Job Title: DevOps Engineer with SRE Capabilities
Location: New Port Beach CA
Position Overview
We are seeking a highly skilled DevOps Engineer with Site Reliability Engineering (SRE) capabilities to join our team. The ideal candidate will possess strong technical expertise across modern DevOps tools, automation, cloud platforms, and observability practices. You will be responsible for ensuring the scalability, reliability, and performance of systems through automation, monitoring, troubleshooting, and collaboration with development teams.
Key Responsibilities
Core DevOps & Infrastructure
Design, implement, and optimize pipelines using Azure DevOps (pipeline creation, management, optimization).
Build and manage CI/CD pipelines (end-to-end design and implementation).
Manage AWS services (EC2, S3, Lambda, RDS, CloudWatch, IAM).
Implement and troubleshoot Docker (container creation, optimization).
Manage Kubernetes clusters (troubleshooting, scaling, optimization).
Conduct code reviews, debugging, performance optimization in Core Java and Python.
Develop automation scripts, tools, and API integrations.
Administer Windows automation and system management using PowerShell.

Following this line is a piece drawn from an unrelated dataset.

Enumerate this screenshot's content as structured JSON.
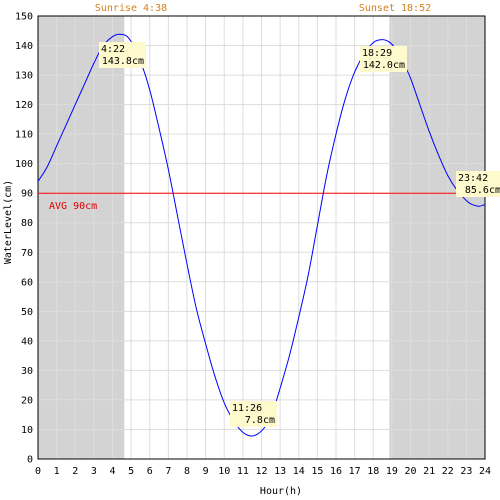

Automate configuration management with Ansible.
Quality & Security Tools
Manage repositories and artifact operations with JFrog Artifactory.
Ensure code quality and remediation using SonarQube.

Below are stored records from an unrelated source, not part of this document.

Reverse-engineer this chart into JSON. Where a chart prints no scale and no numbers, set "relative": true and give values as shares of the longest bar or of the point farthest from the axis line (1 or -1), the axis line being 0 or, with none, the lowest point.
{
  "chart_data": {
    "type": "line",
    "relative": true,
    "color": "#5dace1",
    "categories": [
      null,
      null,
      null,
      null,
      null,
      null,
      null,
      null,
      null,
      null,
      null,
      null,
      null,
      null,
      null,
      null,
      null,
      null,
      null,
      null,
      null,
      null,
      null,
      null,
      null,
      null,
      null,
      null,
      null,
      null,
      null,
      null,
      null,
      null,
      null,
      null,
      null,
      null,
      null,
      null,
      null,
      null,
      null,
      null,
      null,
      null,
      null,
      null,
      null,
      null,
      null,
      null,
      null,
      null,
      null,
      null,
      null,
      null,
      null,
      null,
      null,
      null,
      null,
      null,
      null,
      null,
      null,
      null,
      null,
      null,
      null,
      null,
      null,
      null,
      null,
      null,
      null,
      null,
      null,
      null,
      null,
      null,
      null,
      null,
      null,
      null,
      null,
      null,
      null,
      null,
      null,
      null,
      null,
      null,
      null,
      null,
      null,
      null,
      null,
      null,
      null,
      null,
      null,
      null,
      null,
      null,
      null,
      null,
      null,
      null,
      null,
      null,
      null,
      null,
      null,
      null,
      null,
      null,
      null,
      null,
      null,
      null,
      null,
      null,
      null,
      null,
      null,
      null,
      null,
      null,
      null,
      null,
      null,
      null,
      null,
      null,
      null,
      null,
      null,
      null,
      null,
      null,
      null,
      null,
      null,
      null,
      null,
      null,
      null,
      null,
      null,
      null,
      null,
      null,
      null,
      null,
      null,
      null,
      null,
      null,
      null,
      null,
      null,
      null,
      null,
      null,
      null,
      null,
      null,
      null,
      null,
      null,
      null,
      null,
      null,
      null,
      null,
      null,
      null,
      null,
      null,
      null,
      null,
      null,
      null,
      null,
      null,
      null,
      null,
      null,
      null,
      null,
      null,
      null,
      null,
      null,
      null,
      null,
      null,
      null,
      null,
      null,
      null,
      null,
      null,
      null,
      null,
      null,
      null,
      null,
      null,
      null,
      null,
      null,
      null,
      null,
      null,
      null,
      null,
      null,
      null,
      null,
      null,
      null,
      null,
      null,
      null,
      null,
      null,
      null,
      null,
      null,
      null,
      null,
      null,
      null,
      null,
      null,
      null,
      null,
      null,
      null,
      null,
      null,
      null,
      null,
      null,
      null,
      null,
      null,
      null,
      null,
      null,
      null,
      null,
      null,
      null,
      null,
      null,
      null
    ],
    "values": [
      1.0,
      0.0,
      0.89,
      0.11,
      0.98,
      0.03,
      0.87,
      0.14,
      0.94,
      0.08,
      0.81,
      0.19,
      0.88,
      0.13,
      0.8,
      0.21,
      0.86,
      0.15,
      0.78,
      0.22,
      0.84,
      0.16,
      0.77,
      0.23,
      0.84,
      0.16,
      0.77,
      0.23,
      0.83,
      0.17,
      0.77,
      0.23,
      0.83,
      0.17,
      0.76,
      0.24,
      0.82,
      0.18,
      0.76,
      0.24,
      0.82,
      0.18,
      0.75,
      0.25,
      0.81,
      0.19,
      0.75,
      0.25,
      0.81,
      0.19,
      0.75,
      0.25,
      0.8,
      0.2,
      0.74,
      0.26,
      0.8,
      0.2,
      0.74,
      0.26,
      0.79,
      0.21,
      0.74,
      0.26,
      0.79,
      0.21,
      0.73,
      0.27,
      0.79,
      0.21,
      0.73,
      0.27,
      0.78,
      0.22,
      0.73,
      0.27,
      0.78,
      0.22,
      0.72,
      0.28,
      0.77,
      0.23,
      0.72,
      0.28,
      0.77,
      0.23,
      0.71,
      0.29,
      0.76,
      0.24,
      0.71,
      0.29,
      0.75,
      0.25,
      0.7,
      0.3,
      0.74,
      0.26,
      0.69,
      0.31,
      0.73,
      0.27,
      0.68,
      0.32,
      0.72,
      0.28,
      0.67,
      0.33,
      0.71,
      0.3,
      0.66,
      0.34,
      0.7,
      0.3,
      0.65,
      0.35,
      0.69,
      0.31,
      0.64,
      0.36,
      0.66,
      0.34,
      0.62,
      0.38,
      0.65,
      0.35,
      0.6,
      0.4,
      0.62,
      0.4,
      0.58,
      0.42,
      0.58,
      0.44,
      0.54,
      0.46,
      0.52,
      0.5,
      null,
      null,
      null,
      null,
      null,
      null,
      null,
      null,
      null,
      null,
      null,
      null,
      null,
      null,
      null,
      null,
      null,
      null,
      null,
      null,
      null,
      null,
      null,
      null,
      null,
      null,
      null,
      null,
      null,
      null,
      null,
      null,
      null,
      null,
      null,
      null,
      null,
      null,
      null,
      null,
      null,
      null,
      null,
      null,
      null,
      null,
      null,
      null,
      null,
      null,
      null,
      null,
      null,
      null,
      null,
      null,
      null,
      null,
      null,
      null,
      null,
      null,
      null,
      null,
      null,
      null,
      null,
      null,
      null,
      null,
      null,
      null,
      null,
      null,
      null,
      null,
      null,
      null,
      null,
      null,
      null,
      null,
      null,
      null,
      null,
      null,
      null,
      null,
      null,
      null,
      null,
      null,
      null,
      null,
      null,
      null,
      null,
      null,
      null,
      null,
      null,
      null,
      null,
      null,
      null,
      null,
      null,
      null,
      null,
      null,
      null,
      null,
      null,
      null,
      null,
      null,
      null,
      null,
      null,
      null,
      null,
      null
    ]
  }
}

Observability & Monitoring
Application performance monitoring using AppDynamics, Grafana, Zabbix.
Experience with Datadog or Dynatrace (preferred).

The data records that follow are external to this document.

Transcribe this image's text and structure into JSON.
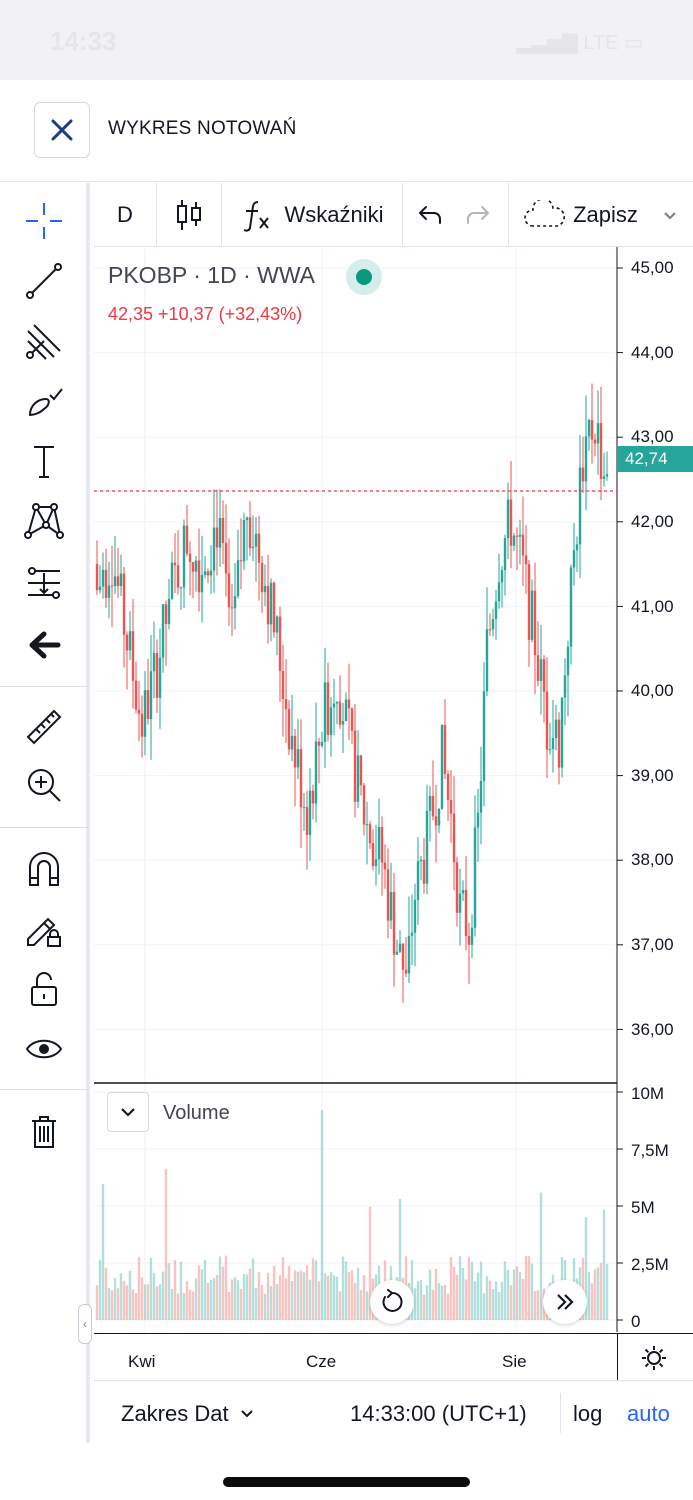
{
  "status_bar": {
    "time": "14:33",
    "network": "LTE"
  },
  "header": {
    "title": "WYKRES NOTOWAŃ"
  },
  "toolbar": {
    "interval": "D",
    "indicators_label": "Wskaźniki",
    "save_label": "Zapisz"
  },
  "legend": {
    "symbol": "PKOBP · 1D · WWA",
    "values": "42,35 +10,37 (+32,43%)"
  },
  "price_axis": [
    "45,00",
    "44,00",
    "43,00",
    "42,00",
    "41,00",
    "40,00",
    "39,00",
    "38,00",
    "37,00",
    "36,00"
  ],
  "last_price": "42,74",
  "volume": {
    "label": "Volume",
    "axis": [
      "10M",
      "7,5M",
      "5M",
      "2,5M",
      "0"
    ]
  },
  "time_axis": [
    "Kwi",
    "Cze",
    "Sie"
  ],
  "bottom_bar": {
    "date_range": "Zakres Dat",
    "time": "14:33:00 (UTC+1)",
    "log": "log",
    "auto": "auto"
  },
  "colors": {
    "up": "#26a69a",
    "down": "#ef5350",
    "accent": "#2962ff",
    "header_x": "#1e3a8a"
  },
  "icons": [
    "crosshair-icon",
    "trend-line-icon",
    "pitchfork-icon",
    "brush-icon",
    "text-icon",
    "pattern-icon",
    "prediction-icon",
    "back-arrow-icon",
    "ruler-icon",
    "zoom-in-icon",
    "magnet-icon",
    "lock-drawing-icon",
    "unlock-icon",
    "eye-icon",
    "trash-icon",
    "settings-icon",
    "reset-icon",
    "scroll-right-icon",
    "chevron-down-icon",
    "undo-icon",
    "redo-icon",
    "cloud-icon",
    "close-icon"
  ]
}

Conduct log analysis with ELK Stack, Splunk, or equivalents.
Monitor infrastructure using Prometheus, CloudWatch, or similar.
Essential Professional Competencies
Problem-Solving & Critical Thinking
Perform root cause analysis to identify and resolve complex issues.
Lead incident response including escalation and post-mortem analysis.
Proactively optimize performance and resolve bottlenecks.
Apply capacity planning strategies to ensure scalability.
Development Collaboration
Conduct thorough code reviews and debugging.
Collaborate with developers to resolve application-level issues.
Use APM tools for profiling and resolving performance issues.
Implement and maintain security best practices across the pipeline.
Self-Direction & Initiative
Research, analyze, and solve issues independently.
Communicate proactively on status, blockers, and recommendations.
Stay updated with industry trends and best practices.
Create and maintain clear technical documentation.
Behavioral Expectations
Self-Motivated: Own tasks and drive them to completion.
Resourceful: Utilize documentation, community, and colleagues to find solutions.
Proactive: Anticipate issues before they occur.
Quality-Focused: Deliver work that meets standards without extensive rework.
Communication & Collaboration
Communicate technical concepts clearly to both technical and non-technical stakeholders.
Ask clarifying questions to ensure accurate understanding.
Contribute to team knowledge sharing through documentation and mentoring.
Qualifications
Minimum Competency Level: E2 (Medium) across all listed technologies.
Strong experience in DevOps, Infrastructure, Automation, Monitoring, and SRE practices.
Hands-on expertise with cloud platforms, CI/CD, observability tools, and scripting languages.